The agreement allows Tatweer to install AppStudio in all high schools in Saudi Arabia. There are some 30,000 schools in the country.
Saudi High School students are required to take two terms in programming. The first term covers basic programming. The second term, using AppStudio, teaches programming for mobile devices. Approximately 450,000 students will be learning mobile device programming per year: over the 4 year life of the agreement, over 1.8 million students will learn how to program.
"Students learn best when they're doing what they love." said George Henne, President of NS BASIC Corporation. "Making their own apps for smartphones will engage them and, hopefully, hook them on programming."
Training is already underway, with the first term scheduled to complete in January 2015. The Ministry developed its own curriculum in Arabic for the course. The AppStudio IDE was enhanced to provide Arabic language and right-to-left text support.
More about NSB/AppStudio
AppStudio includes over 150 statements and functions. Support is provided for SQLite, geolocation, graphics and more. A full set of standard screen input and output objects and dialog boxes are included. A handbook, tutorials and lots of sample code are included in Wiki form.

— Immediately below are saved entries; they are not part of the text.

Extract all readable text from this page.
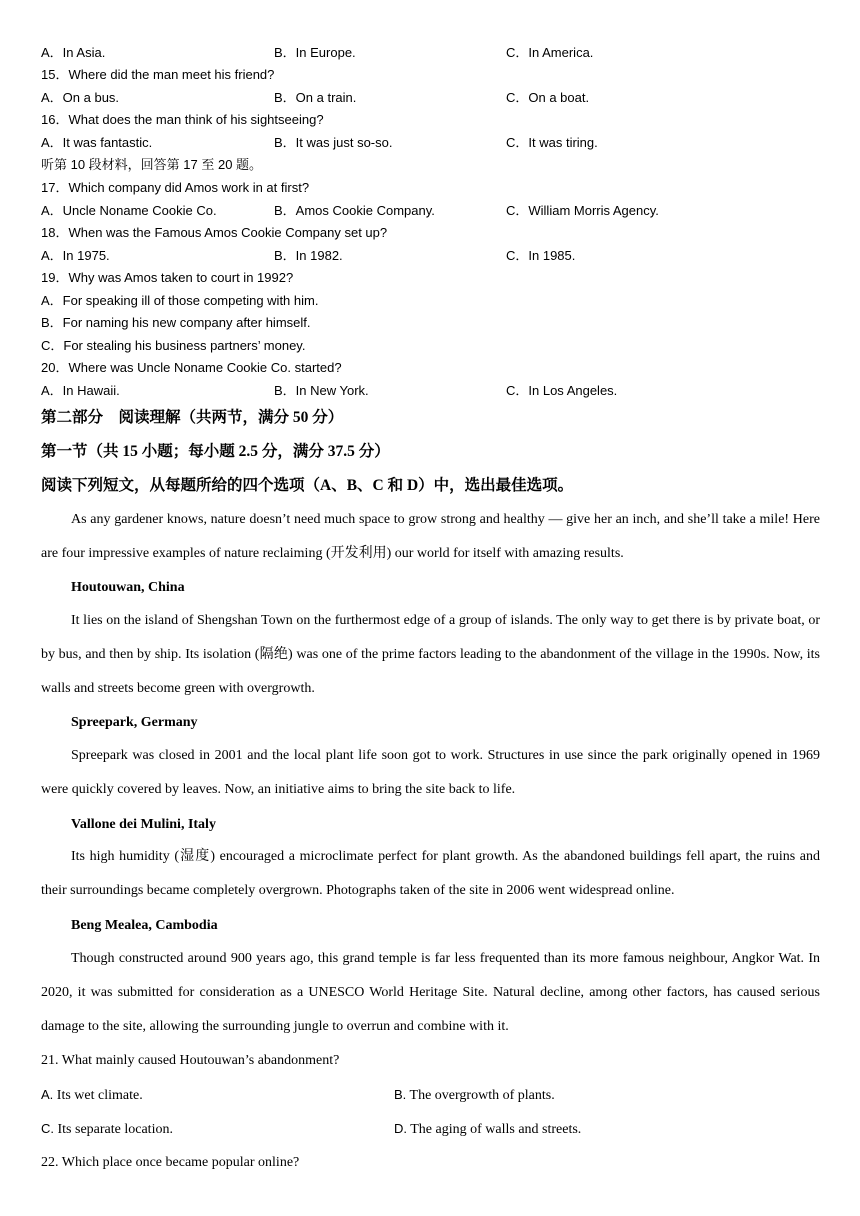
A．In Asia.	B．In Europe.	C．In America.
15．Where did the man meet his friend?
A．On a bus.	B．On a train.	C．On a boat.
16．What does the man think of his sightseeing?
A．It was fantastic.	B．It was just so-so.	C．It was tiring.
听第 10 段材料，回答第 17 至 20 题。
17．Which company did Amos work in at first?
A．Uncle Noname Cookie Co.	B．Amos Cookie Company.	C．William Morris Agency.
18．When was the Famous Amos Cookie Company set up?
A．In 1975.	B．In 1982.	C．In 1985.
19．Why was Amos taken to court in 1992?
A．For speaking ill of those competing with him.
B．For naming his new company after himself.
C．For stealing his business partners’ money.
20．Where was Uncle Noname Cookie Co. started?
A．In Hawaii.	B．In New York.	C．In Los Angeles.
第二部分　阅读理解（共两节，满分 50 分）
第一节（共 15 小题；每小题 2.5 分，满分 37.5 分）
阅读下列短文，从每题所给的四个选项（A、B、C 和 D）中，选出最佳选项。
As any gardener knows, nature doesn’t need much space to grow strong and healthy — give her an inch, and she’ll take a mile! Here are four impressive examples of nature reclaiming (开发利用) our world for itself with amazing results.
Houtouwan, China
It lies on the island of Shengshan Town on the furthermost edge of a group of islands. The only way to get there is by private boat, or by bus, and then by ship. Its isolation (隔绝) was one of the prime factors leading to the abandonment of the village in the 1990s. Now, its walls and streets become green with overgrowth.
Spreepark, Germany
Spreepark was closed in 2001 and the local plant life soon got to work. Structures in use since the park originally opened in 1969 were quickly covered by leaves. Now, an initiative aims to bring the site back to life.
Vallone dei Mulini, Italy
Its high humidity (湿度) encouraged a microclimate perfect for plant growth. As the abandoned buildings fell apart, the ruins and their surroundings became completely overgrown. Photographs taken of the site in 2006 went widespread online.
Beng Mealea, Cambodia
Though constructed around 900 years ago, this grand temple is far less frequented than its more famous neighbour, Angkor Wat. In 2020, it was submitted for consideration as a UNESCO World Heritage Site. Natural decline, among other factors, has caused serious damage to the site, allowing the surrounding jungle to overrun and combine with it.
21. What mainly caused Houtouwan’s abandonment?
A. Its wet climate.	B. The overgrowth of plants.
C. Its separate location.	D. The aging of walls and streets.
22. Which place once became popular online?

The product is available immediately for download from the company's website. A single user license is available for $99.95 USD, and includes both the Mac OS and PC versions. Enterprise and Education licenses are also available.
About NS BASIC Corporation
NS BASIC Corporation's tools are among the most widely used third party tools for handheld devices. NS BASIC Corporation has been a leading creator of development tools for handheld devices since 1993. Over 200,000 developers in over 80 countries use NS BASIC's tools.